Tomada de http://ortizfeliciano.blogspot.mx

   Fernanda y Paula se acercaron a la mesa, colocaron sus  respectivas  bolsas en la silla y se aproximaron a dar el beso de saludo a las demás.  Paula tenía gran aprecio por cada una de ellas, con todas había vivido experiencias gratas que le hacían valorar diferentes cualidades individuales, por ejemplo, con una había  iniciado su trabajo como compañera de escuela, con otra había compartido los últimos momentos de su padre, con la psicóloga había trabajado en un taller de padres que fue muy provechoso y admiraba su control emocional, también estaba la compañera con quien bromeaba, con una más había tenido la oportunidad de disfrutar los viernes de reunión sana en la que no había más bebidas que café y leche, con Fernanda compartía una debilidad: fumar, además de otras confidencias, con Anel había trabajado antes y habían confrontado las decisiones institucionales como una sola…  Otra de ellas, que era la más joven de todo el personal, que fue su directora ejemplar durante un par de ciclos escolares y cuyo nombre es Betty, dijo sentirse de mal humor, lo adjudicó a la carga de trabajo administrativo (técnico) y agregó que tal vez sería bueno que los rumores se hicieran realidad, que educación especial fuese absorbida por educación básica regular.  Paulina escuchó con atención, admiraba profundamente a las amigas que lograban contenerse y expresar sus molestias de manera clara, sin alterarse. “Ojalá yo pudiera responder como ellas”, se dijo... 
--Tengo que llevar el trabajo a la casa, como si no tuviera responsabilidades familiares, sociales, personales ajenas a esto.
--Lo mismo me pasa a mí—respondió empáticamente Paula.

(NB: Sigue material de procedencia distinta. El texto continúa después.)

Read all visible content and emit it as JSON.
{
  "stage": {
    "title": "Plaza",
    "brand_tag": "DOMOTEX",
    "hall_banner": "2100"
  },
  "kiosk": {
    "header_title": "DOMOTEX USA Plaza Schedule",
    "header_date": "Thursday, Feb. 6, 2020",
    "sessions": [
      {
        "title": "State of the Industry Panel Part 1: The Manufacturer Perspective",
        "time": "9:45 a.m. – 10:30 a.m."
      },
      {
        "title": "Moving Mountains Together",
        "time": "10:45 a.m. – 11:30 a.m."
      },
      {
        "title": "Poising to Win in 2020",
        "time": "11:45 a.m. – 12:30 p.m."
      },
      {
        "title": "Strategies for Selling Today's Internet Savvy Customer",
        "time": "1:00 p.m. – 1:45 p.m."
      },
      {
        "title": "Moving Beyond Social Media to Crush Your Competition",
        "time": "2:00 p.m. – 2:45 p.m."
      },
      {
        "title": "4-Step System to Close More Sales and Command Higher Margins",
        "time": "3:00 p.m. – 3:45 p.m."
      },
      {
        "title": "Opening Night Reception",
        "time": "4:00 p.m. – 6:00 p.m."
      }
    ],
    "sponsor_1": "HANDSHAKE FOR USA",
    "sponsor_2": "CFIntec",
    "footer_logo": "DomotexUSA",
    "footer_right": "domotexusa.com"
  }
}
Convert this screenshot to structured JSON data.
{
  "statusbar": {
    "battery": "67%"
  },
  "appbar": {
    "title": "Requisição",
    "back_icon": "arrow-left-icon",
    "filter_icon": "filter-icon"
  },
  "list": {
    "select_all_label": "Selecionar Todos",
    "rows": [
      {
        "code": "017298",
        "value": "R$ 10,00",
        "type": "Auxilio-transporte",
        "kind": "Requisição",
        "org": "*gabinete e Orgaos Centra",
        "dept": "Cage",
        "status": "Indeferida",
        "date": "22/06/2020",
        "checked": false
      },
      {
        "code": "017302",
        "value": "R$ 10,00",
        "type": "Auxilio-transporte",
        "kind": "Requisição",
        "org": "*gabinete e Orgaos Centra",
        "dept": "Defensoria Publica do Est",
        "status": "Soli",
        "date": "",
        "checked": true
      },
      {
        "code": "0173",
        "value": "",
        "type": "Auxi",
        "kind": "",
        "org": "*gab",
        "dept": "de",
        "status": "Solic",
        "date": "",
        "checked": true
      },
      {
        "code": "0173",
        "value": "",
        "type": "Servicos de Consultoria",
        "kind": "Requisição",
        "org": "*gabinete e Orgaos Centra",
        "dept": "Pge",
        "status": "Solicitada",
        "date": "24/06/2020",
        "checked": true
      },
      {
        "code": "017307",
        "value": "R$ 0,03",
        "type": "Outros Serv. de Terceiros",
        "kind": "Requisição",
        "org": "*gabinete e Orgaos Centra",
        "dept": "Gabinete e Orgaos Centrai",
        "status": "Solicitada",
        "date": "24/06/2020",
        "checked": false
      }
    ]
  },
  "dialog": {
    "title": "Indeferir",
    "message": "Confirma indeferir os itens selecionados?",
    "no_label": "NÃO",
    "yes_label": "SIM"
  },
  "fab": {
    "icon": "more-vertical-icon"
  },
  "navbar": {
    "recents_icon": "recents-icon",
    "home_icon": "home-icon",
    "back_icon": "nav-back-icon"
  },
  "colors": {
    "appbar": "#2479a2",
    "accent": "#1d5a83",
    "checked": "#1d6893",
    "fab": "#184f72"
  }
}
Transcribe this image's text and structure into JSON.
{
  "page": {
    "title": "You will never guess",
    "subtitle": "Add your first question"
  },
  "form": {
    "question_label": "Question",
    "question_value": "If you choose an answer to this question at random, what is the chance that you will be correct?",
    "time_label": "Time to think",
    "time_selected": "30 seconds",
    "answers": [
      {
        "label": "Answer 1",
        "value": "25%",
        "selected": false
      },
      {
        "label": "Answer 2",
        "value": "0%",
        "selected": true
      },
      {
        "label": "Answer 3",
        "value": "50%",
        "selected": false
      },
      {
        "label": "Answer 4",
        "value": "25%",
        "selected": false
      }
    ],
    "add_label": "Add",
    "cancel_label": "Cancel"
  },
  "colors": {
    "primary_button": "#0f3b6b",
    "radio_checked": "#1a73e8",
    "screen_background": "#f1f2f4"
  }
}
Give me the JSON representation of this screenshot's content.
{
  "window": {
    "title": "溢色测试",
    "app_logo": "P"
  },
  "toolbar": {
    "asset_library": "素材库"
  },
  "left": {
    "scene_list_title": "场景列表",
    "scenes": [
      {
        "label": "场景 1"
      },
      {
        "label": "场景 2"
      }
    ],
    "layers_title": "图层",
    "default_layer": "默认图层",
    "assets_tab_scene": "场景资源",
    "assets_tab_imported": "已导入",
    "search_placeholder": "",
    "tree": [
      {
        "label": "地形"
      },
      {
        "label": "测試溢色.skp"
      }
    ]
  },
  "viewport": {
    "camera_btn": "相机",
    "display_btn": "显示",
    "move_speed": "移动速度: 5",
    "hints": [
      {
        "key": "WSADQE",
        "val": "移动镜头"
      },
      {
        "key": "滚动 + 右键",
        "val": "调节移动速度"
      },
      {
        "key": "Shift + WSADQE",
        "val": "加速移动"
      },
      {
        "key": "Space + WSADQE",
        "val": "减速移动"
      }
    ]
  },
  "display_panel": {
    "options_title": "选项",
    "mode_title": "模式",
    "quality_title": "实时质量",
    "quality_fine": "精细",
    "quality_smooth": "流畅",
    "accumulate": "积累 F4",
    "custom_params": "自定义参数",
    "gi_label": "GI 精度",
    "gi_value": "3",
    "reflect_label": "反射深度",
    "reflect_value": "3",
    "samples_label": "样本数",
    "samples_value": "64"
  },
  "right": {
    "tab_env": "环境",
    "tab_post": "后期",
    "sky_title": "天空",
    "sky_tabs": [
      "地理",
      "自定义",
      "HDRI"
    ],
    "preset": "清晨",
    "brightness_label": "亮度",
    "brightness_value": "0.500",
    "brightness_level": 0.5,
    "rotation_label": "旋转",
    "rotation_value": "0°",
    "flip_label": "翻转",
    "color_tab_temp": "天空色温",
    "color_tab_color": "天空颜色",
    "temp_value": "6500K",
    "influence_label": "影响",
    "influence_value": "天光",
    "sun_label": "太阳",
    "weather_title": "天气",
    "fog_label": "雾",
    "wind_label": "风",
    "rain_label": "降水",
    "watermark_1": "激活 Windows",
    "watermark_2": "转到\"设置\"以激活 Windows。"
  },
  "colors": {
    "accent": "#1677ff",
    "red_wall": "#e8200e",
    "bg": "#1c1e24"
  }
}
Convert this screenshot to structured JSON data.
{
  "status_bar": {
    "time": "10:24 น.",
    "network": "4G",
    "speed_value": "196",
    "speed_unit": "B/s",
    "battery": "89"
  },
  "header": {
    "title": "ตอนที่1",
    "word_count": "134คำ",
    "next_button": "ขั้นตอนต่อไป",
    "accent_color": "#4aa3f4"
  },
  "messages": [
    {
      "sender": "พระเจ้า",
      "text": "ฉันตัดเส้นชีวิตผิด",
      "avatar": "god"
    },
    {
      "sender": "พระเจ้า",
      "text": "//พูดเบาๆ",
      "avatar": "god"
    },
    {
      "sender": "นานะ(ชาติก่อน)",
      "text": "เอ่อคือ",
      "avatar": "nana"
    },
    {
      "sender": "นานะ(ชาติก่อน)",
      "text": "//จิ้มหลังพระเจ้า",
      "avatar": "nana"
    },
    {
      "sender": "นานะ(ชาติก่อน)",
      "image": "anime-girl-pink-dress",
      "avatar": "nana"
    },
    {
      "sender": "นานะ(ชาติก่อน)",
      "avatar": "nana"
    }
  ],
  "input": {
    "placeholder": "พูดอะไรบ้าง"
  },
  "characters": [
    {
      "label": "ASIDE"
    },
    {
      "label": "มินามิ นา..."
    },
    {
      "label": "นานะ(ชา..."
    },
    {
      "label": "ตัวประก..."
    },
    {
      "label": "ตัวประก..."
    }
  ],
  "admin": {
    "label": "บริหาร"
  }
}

   La directora no había llegado aún, lo que les  permitió sentirse relajadas.  Llegó Anel, la compañera de Paula. 
--Anel, aquí traigo la lap.  En cuanto llegue la directora, le mostraré el trabajo.
--¡Qué bueno, Paula!  Pero recuerda, no hay que decir nada.   Si  le decimos  lo que nos molesta, debe ser en corto, sin evidenciar.
--Sí—concluyó Paula.
   Fueron llegando las que faltaban, las “especialistas” que laboran en diferentes escuelas y que, curiosamente, tienen los mismos problemas qué atender.
   Llegó también el asesor, un hombre joven que fue compañero de Unidad, que desde que cambió    de puesto, se vistió de una solemnidad inaudita.   Luego, la directora.  Dio inicio la reunión.
  Se dio inicio al “arduo” trabajo  de la unidad en un jueves cualquiera, pero para Paula no era así: tenía a su mamá en casa y la necesidad de regresar a su casa.   En un punto de la agenda, cuando se tocaron los llamados “Asuntos generales”, Anel  hizo un reclamo:
--Tú llegaste enojada, no me escuchaste y criticaste nuestro desempeño.
--Es que no es pretexto el hecho de que Paula te haya avisado a ti solamente, además el trabajo debería estar en la escuela.
   Paula,  que se caracteriza por un temperamento irascible pero controlado, pensó:  “?Cómo se atreve a decir que no hay trabajo sin haber recorrido los salones?  ¿Cómo si nunca nos ha visitado más que para llevar algún papel o recoger una copia fotostática?”.  Intentó  calmarse, pero le fue imposible y estalló:
--¿Cómo que no es justificación?  Anel no tiene por qué conocer lo que ocurrió con los alumnos que se fueron el ciclo pasado porque ni siquiera los conoció, además, si no te hablé fue porque cuando una tiene a su mamá enferma, no tiene cabeza.  Y de una vez voy a decir todo lo que me molesta.  En primer lugar,  la cultura de la amenaza, eso de que se debe  hacer algo porque si no tales son las consecuencias;  otra cosa es que nos  descalificas y no calificas el trabajo.  Además, si dices que debí avisarte con anticipación de la falta, es como si supusieras que yo puedo programar la enfermedad de mi madre para el día en que vas a ir a revisarnos.  Y, en el último de los casos, si falté, ¡fue mi pedo!
   Al decir lo último, Paula se dio cuenta que había hablado sin pensar,  dijo todo lo que le molestaba e incluso, utilizó un vocablo que evitaba por lo grotesco.  Todas las compañeras la habían escuchado, estaban sorprendidas y el silencio cubrió  la habitación prefabricada.   Luego, se retomó la junta, Paula estaba aún muy enojada ya directora, también  irritada, indicó a la maestra que llevaba la relatoría:
--“Senta” en el acta que Paula se moderará de comentarios irónicos  porque falta al respeto al Consejo Técnico.
   Al escuchar la instrucción, Paula pensó:  “Ja, no es senta.  Pero no diré nada”
   No abrió la boca el resto de la reunión, esperaba con ansia el momento de la conclusión para llegar a casa y ver a su madre.  
   Al fin, la chicharra, era la hora de salir.  Antes de retirarse de aquel lugar  repudiado por ella, Paula solicitó la atención del Consejo Técnico y dijo:
--Estoy apenada, no quise faltarles al respeto a ustedes.  Les prometo que no vuelvo a hablar en las juntas.
   Sus compañeras la animaron:
--No digas eso, Paula.  Tú sabes mucho.

   Salió y Betty,, su amiga  con el enfado  controlado, la llamó:
--¡Paula!   Ya sabes que vivimos cerca, si necesitas algún apoyo  ahora que tu mamá enfermó o para cualquier otra cosa, no lo dudes: cuentas conmigo y con mi esposo.  No importa la hora.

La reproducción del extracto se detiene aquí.